Types of whole life insurance
There are three basic types of whole life insurance: level premiums insurance, limited pay insurance and graded premiums insurance. Level premiums insurance offers the individual the premiums that are guaranteed never to rise. Limited pay insurance seizes the premiums when the insured person reaches certain age. For instance, a lot of insurance companies leave the policy in force when the person reaches 80 years but do not require pay them the premiums. This option is beneficial because usually older people that are already retired have less money. What is more, they spend more money on drugs and as a result live on a tight budget. Graded premium insurance requires the policyholder to pay lower premiums in the beginning. However, as the time goes by the premiums rises because the person gets older and his health deteriorates. Graded premiums is a good alternative for people that cannot afford to pay high premiums at the moment but plan that their income will allow them to pay altered premiums in the future.
Making the decision
The premiums of whole life insurance depend on a number of factors: age, physical and mental condition, level of investment chosen and death benefit required. Insurance companies use proprietary formulas that allow them to set correct prices for different people. Since whole life insurance will last for the whole life of the person, the older is the person when he joins whole life insurance the higher premiums he will pay. The premiums of whole life insurance sometimes can be twice as expensive as the premiums for term life insurance. As a result, it is advisable to make the decision whether to join or not this type insurance policy in the early age.

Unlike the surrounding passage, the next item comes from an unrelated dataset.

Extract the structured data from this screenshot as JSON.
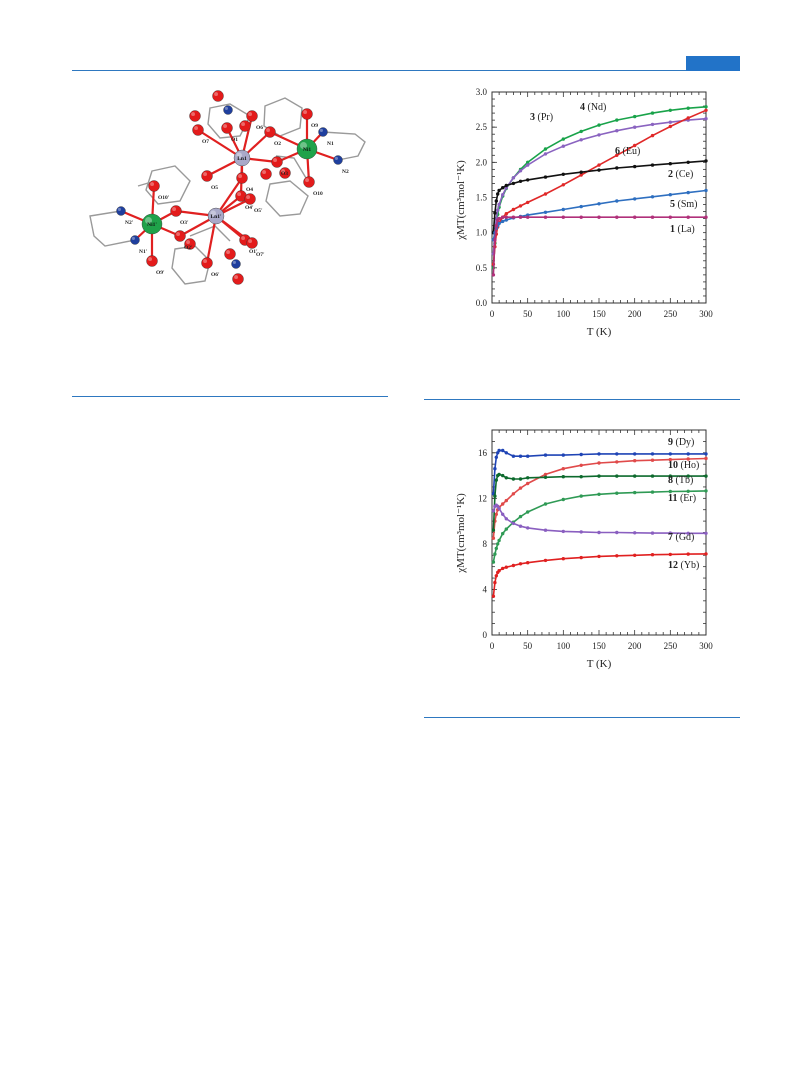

It is also important to remember that a person will only have one chance to choose this type of policy. Although, it is possible to exit whole life insurance polices, it is expensive because cash value is much smaller than the value of the premiums paid. Therefore, the decision whether to join whole life insurance and which life insurance provider to choose has to be made very carefully. It is advisable to carry out a thorough research and compare as much offers from whole life insurance companies as possible. A wise idea is to ask the advice from a reputable independent whole of market broker. Broker can help the individual to save time or even offer a more preferable alternative to whole life insurance.
Last but not least, because whole life insurance lasts for a very long time it is important to choose a stable and reputable company with enough experience in investment. Ratings form financial institutions is a good way to find out about the financial soundness of the company. The best companies are rated AAA although different financial companies use slightly different schemes. However, it is important to remember that the highest rating from a financial institution does not guarantee that this company offers the best whole life insurance alternative.